'15-'16 Text Compression

Once someone realizes that the library can reference itself, I think the “battle” will really take off.

This will be an extremely relevant lesson and I look forward to using the tools with my students.

looked for most common string. Looked to see result. Tried another string. kept the one that gave me the best compression.

I REALLY like this lesson. Too often I have tried to explain compression to students and always falling short of defining how it works. This tool (I think) accurately defines how it works. It provides a tangible way for students to learn how compression works. I am VERY excited to try this lesson out.

I did the pitter patter poem and achieved a 30.11% rate. I looked for smaller patterns and then combined those when possible.

I’m curious what you mean by loss of integrity. Is it possible for this tool to be lossy? I’m thinking it would always be able to reverse the process, if that were an option. I’d like to see the tool go the other way: i.e. students could provide a dictionary, encoded text, and see what comes out when decoded. The best compression should end up with something pretty much unreadable by a human. Here’s what I did for pease porridge:

Pease_porridge_
in_the_pot_Nine_days_old.
Some_like_it_
hot_
cold_

And got a 47.71% rate ending up with this: :sunny::comet::sunny:★:sunny::open_umbrella:_​:snowman_with_snow::comet::snowman_with_snow:★:snowman_with_snow::open_umbrella:

I wanted to see if there was a way to get dictionary elements that reference each other for further compression, but couldn’t see any repeated symbols in there.

I like your heuristic. I would add that I start with LARGE chunks of text, not just words, and then work down to smaller and smaller bits until I can’t see anything else that can be replaced.

I looked for repeating patterns and and using symbols looked to see if those patterns repeated also.

I think that i will have students type in lyrics of a song that they like, and see how much it can be compressed. Many Beatles songs repeat, so they compress nicely.

I think that this will be an interesting lesson. For my students I see them trying to compete with each other even though it may be a bit challenging.

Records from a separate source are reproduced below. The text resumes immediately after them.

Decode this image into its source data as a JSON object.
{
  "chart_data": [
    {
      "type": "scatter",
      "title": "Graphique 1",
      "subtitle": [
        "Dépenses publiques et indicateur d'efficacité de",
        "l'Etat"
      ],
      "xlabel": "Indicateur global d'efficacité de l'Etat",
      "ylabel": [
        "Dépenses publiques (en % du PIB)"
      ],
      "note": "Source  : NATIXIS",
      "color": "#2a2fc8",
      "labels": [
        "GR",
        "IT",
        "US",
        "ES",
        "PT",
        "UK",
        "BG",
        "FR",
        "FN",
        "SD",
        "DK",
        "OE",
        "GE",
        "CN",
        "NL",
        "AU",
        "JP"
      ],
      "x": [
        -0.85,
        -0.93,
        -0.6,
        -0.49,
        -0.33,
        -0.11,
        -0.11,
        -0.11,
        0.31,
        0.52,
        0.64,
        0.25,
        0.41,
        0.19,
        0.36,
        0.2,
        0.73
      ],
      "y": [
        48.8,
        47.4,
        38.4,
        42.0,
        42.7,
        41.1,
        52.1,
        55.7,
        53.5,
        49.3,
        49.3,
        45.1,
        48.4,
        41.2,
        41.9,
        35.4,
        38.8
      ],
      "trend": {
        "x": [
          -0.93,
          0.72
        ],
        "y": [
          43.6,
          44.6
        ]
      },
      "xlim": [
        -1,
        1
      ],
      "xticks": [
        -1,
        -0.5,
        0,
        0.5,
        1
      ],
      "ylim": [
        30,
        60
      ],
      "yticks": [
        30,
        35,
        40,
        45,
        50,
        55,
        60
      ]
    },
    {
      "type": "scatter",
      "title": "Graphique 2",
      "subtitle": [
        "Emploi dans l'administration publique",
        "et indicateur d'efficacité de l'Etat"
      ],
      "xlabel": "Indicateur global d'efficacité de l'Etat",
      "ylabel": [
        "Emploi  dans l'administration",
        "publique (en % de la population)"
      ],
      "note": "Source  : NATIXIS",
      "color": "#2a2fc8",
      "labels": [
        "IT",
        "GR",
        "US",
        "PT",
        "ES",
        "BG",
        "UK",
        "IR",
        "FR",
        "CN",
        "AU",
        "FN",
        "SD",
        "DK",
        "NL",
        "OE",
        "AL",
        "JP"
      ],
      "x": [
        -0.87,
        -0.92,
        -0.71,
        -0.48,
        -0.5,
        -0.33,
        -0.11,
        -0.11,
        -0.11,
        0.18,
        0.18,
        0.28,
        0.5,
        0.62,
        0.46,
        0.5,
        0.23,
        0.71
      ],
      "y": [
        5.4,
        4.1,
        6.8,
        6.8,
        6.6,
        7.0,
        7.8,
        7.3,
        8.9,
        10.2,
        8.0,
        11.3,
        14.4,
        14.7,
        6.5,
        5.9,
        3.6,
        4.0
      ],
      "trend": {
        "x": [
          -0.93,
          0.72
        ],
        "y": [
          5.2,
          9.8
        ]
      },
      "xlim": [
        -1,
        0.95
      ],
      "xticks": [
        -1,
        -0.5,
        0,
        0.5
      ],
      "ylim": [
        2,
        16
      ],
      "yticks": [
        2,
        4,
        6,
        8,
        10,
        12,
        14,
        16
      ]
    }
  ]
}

This is going to be a great lesson! A lot of this lesson lends itself to students comparing all the different compressions and seeing what worked and what didn’t. I really want them to explore this lesson as apposed to me spitting information at them!

I’ve been teaching the beginning lessons from unit 1 and find that looking at them here is a lot different than actually presenting them and having 10th graders work on them. Therefore, I’m reluctant to comment on this one. However, I think it’ll be pretty cool.

I very much enjoyed doing this lesson and I think my students will like this lesson also.

I looked for a word or phrase that occurred most often as the first compression. I then looked for parts of words that may occur often. Then I looked for patterns that were occurring and compressed those into a new symbol.

I was able to get 80.47% with 16 a’s in a row. Not all of the phrases can get compression that high. I had fun with the Pease_ Porridge examples I got 43.79%.

  1. Look for repeated words or phrases, incl the dash after each
  2. Look for repeated symbols that have been made by step 1

I used “Pease porridge…” poem. I got a 43.14% comp rate.

I LOVE this activity - lots of fun…but it drives me CRAZY that I can’t find the BEST way to do it. Must be the math teacher in me - I want it to have a right answer and that’s it. But I guess life is not like that all the time.

During the 5-day PD, we struggled coming up with a plan that worked well for all the given poems. We imported larger poems, and found a more consistent level of compression. Very interesting!

I did the text - Aaaaaa… and used :sunny: to replace Aaaa and then :sunny::sunny::sunny::sunny: to replace the entire sequence of a’s. I got 18 bytes and 85.94% compression.

This is a good way to close the lesson…it’s a simple, yet practical example. As for developing my own rule or heuristic (per our Phase 3 prompt), rather than come up with what I think works best, I’ll be excited to document what my students discover works best.

As an extension to the extended learning, I would add a mini lesson on how to use 7-zip (7-zip.org), which is probably the most commonly used open source utility for compressing multiple files into a single container. This utility will allow students to take a closer look at LZW compression, and they’ll be able to compare it to other algorithms.

I used the following dictionary to get 37% on the pitter_patter set. To develop this I looked for the most common repeated sets of letters and then combined that with some other letters to reduce the phrase.

tter_
pi☀
pa☀
_ the _

I looked for patterns and tried different combinations to get about 29% compression. Tried to think like a student on how he/she would work he problem

I used the sea shells and got 26.97% compression. I started with “she”, and one of the cool things was noticing that it didn’t just compress the entire word “she” but also the beginning of the word “shells”. I then added just “lls” since it repeated several times, then the two symbols for “she” and “lls” since that repeated several times, then did any more repeating sets. I think this would be a good one to have students try and then discuss why you don’t always need to have complete words in the dictionary.